We turned toward the room where poor Harry was mumbling to himself, and presently I loaded him into the wagon and told the negro man to drive him home.
For myself, I mounted Satan and rode off up the street of Wallingford toward Cowles’ Farms with my head dropped in thought; for certainly, when I came to review the incidents of the morning, I had had enough to give me reason for reflection.
WARS AND RUMORS OF WAR
We sent our carriage down to Wallingford that evening and had my new friend, Mr. Orme, out to Cowles’ Farms for that night. He was a stranger in the land, and that was enough. I often think to-day how ready we were to welcome any who came, and how easily we might have been deceived as to the nature of such chance guests.
Yet Orme so finely conducted himself that none might criticise him, and indeed both my father and mother appeared fairly to form a liking for him. This was the more surprising on the part of both, since they were fully advised of the nature of his recent speech, or sermon, or what you choose to call it, at the Methodist church, the sentiments of which scarce jumped with their own. Both my parents accepted Orme for what he purported to be, a minister of the gospel; and any singularity of his conduct which they may have noticed they ascribed to his education in communities different from our own quiet one. I remember no acrimonious speech during his visit with us, although the doctrine which he had pronounced and which now and again, in one form or another, he renewed, was not in accord with ours.

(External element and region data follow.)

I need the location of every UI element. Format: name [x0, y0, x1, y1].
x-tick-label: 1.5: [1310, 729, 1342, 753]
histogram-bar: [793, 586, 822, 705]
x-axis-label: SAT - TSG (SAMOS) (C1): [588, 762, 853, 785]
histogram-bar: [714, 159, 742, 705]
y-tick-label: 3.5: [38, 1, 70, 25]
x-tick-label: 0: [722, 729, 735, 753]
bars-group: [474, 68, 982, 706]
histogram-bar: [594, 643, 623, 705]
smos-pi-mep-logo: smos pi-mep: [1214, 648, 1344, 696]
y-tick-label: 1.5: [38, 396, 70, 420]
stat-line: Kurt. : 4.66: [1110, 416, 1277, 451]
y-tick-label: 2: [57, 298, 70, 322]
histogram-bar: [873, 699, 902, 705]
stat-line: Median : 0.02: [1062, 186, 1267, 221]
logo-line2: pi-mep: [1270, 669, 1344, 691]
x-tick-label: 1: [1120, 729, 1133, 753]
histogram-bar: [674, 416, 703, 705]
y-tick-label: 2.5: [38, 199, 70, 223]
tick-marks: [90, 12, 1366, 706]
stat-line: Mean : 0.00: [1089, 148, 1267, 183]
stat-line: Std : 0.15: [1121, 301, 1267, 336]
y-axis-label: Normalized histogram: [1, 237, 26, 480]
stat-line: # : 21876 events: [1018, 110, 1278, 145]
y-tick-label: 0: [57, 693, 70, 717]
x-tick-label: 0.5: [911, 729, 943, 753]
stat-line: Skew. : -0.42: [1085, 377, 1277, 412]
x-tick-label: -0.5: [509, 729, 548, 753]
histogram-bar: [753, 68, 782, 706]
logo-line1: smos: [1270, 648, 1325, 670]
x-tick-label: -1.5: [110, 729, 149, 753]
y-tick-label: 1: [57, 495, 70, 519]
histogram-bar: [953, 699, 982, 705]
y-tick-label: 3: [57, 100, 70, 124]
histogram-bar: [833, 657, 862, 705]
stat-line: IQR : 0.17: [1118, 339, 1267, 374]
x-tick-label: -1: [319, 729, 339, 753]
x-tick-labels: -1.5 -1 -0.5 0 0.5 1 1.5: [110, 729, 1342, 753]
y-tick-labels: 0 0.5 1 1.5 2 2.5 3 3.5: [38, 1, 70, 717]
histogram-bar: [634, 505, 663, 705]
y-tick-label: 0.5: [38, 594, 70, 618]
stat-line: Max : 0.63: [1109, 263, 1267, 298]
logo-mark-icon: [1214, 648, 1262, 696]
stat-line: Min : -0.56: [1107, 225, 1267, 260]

I recall very well the discussions they had, and remember how formally my mother would begin her little arguments: “Friend, I am moved to say to thee”; and then she would go on to tell him gently that all men should be brothers, and that there should be peace on earth, and that no man should oppress his brother in any way, and that slavery ought not to exist.
“What! madam,” Orme would exclaim, “this manner of thought in a Southern family!” And so he in turn would go on repeating his old argument of geography, and saying how England must side with the South, and how the South must soon break with the North. “This man Lincoln, if elected,” said he, “will confiscate every slave in the Southern States. He will cripple and ruin the South, mark my words. He will cost the South millions that never will be repaid. I cannot see how any Virginian can fail to stand with all his Southern brothers, front to front against the North on these vital questions.”